Pupils in rural schools trained in ICT
Mr. Paul Apanga, the Northern Regional Director of the Ghana Education Service, has called on parents to give their wards quality education including knowledge in Information Communication Technology (ICT) to ensure a brighter future.
He said ICT had become the driving force for nation building across the globe and that Ghana could not afford to excuse itself from that fundamental development, hence the need to promote ICT education at all levels of the country’s development.
Mr. Apanga made the call in Tamale on Friday during the closing ceremony of ICT training for 27 selected pupils drawn from rural communities of the Northern Region. It was organised by Savannah Signatures, an ICT focus NGO based in Tamale.
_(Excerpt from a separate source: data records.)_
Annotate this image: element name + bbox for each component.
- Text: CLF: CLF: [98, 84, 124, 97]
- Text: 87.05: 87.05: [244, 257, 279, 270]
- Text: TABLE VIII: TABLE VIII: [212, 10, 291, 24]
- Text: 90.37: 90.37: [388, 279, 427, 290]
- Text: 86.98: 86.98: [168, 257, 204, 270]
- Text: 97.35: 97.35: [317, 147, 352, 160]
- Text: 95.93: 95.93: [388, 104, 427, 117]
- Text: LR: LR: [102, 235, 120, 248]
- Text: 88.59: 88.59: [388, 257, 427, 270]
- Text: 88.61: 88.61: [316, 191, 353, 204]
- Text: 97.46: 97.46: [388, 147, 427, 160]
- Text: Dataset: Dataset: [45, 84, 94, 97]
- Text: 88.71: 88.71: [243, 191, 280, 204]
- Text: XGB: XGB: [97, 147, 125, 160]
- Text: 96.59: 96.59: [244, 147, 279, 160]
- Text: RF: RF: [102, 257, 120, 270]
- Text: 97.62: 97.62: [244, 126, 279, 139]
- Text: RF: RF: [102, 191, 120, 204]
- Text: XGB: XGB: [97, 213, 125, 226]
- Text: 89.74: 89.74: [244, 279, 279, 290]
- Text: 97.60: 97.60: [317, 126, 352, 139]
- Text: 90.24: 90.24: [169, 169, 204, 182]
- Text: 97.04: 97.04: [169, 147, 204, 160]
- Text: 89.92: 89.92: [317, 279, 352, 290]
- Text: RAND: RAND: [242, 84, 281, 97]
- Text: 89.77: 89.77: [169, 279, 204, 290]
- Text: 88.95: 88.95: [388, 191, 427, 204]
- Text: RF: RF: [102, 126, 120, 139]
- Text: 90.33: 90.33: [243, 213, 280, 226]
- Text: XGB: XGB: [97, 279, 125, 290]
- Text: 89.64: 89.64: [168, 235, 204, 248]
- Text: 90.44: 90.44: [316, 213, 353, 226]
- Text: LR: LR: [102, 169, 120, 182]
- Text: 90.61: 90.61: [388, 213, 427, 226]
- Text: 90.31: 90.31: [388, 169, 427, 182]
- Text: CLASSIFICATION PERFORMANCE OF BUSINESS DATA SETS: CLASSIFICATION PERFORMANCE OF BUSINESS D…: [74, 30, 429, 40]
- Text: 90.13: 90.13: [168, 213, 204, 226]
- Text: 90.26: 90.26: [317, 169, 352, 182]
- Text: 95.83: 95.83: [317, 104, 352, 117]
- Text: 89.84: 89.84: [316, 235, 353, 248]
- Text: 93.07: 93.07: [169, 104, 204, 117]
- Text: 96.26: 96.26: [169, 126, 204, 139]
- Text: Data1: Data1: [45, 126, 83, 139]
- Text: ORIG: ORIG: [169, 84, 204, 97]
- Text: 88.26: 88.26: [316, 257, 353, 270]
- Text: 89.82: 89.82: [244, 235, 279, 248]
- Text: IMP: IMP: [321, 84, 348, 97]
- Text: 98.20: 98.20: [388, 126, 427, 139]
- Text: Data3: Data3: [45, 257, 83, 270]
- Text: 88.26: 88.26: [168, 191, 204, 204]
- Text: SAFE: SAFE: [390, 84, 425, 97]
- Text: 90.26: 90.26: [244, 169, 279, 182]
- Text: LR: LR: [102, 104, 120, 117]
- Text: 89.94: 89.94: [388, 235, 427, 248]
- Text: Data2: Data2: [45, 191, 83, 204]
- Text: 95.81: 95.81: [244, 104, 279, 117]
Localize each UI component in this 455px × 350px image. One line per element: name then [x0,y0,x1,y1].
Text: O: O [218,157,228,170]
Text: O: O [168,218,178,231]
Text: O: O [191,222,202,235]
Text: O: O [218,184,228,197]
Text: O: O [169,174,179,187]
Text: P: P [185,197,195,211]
The pupils, who had spent a week-long training and mentorship programming, were taken through the basics of ICT, software, PowerPoint and mentorship training.
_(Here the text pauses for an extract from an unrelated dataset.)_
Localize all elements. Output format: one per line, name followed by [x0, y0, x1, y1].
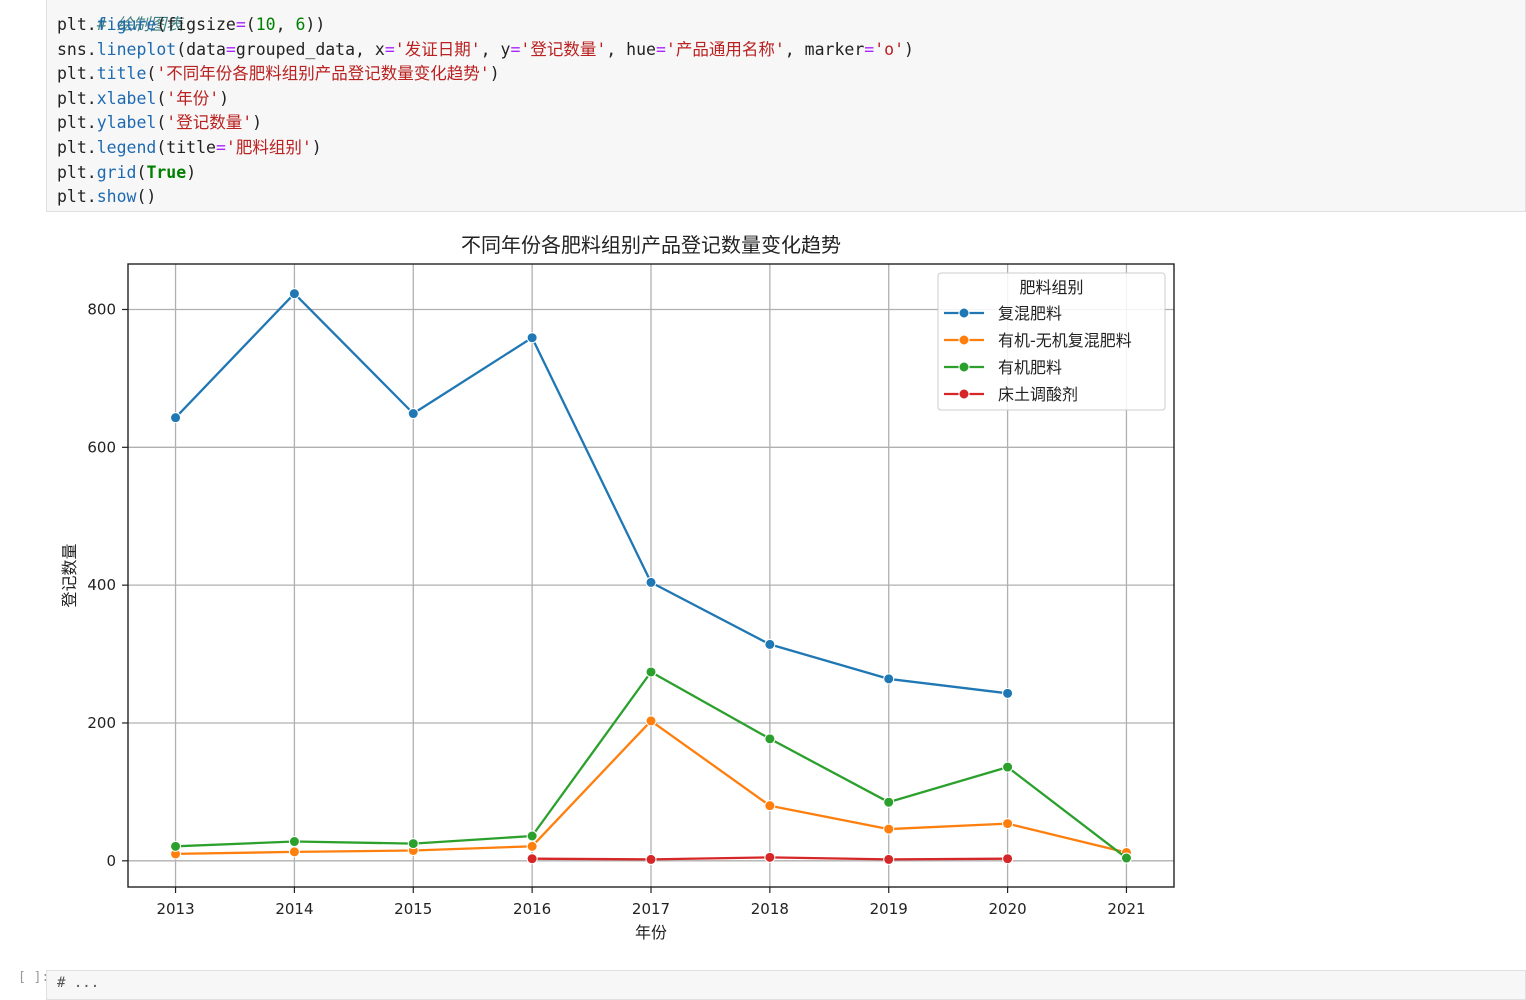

Mr. Apanga said the organisation’s goal was in line with the government’s Basic School Computerization Project, which was being implemented nationwide, adding the Northern region had 150 schools benefiting from the project with 3,600 computers distributed to them (the schools).
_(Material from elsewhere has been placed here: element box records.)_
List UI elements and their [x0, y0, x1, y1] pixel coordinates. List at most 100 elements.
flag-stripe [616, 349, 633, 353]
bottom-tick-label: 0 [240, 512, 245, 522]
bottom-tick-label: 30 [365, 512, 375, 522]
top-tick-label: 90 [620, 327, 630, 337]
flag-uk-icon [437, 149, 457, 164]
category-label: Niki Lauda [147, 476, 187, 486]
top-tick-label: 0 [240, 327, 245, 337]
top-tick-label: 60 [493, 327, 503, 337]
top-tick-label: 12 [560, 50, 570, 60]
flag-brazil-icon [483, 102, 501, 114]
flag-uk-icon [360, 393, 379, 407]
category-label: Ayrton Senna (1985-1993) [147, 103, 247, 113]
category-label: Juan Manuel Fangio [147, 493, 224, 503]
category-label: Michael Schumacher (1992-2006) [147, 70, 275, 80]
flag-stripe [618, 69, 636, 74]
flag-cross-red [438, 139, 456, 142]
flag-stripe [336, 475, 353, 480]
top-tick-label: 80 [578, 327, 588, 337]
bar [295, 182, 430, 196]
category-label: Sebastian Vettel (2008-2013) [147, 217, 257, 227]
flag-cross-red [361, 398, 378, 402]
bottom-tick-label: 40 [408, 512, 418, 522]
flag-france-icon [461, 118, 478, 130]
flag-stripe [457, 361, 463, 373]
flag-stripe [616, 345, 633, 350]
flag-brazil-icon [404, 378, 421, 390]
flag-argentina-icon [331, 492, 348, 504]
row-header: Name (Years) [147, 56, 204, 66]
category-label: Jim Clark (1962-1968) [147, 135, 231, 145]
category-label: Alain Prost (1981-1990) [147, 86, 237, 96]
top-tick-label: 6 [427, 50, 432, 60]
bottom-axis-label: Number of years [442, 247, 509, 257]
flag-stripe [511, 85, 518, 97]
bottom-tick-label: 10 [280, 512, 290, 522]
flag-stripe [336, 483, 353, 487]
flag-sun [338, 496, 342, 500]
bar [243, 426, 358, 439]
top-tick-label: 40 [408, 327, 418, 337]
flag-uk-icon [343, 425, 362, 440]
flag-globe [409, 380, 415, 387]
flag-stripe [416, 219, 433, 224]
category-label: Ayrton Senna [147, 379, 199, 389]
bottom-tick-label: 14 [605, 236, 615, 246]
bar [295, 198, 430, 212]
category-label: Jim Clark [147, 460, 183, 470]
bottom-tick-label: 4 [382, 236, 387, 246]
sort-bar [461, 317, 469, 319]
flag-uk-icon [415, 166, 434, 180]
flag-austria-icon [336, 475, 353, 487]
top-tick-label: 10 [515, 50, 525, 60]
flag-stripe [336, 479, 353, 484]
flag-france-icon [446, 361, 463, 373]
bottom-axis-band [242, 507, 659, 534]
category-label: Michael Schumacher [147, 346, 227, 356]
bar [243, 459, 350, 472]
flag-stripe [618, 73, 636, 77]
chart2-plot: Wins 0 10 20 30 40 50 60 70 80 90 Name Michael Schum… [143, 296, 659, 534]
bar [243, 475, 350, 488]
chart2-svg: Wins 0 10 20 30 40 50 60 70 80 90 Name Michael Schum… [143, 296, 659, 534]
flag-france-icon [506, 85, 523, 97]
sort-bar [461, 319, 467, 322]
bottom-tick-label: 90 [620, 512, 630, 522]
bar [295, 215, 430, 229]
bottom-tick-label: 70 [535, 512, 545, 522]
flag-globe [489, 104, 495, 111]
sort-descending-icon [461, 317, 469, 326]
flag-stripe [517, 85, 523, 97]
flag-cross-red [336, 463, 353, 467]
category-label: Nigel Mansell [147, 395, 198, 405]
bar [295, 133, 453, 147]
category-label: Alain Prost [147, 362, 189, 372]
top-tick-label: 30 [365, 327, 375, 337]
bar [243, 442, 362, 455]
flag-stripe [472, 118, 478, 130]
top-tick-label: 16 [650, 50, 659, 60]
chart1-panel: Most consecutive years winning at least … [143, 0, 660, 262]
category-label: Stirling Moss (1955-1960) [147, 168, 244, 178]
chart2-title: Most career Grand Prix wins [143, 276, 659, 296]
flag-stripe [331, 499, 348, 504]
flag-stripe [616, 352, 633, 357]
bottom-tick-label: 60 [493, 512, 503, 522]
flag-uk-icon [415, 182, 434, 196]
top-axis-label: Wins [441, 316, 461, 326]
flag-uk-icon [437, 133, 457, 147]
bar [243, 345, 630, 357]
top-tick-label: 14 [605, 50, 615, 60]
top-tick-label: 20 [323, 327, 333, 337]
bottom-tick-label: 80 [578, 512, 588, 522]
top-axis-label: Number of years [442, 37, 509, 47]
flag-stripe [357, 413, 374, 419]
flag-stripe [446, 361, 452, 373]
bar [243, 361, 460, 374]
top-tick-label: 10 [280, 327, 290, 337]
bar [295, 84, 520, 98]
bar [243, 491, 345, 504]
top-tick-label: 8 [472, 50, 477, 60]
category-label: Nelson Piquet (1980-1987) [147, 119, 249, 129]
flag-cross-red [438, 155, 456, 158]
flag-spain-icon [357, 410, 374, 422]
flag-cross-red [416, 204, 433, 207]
He said many teachers had also been trained in ICT for further impact on their teaching and advised pupils to take the study it (ICT) very seriously since knowledge in computer cut across diverse fields.
Mr. Abdul Rashid Imoro, Education Officer, Savannah Signatures, said the NGO took the initiative to train females because they were most deprived in ICT, stressing that various researches had proven that males were more competent than females in ICT.
He said ICT had no boundary in the global arena and encouraged the female students to take interest in the study of the course since it was now compulsory in the country’s educational curricula.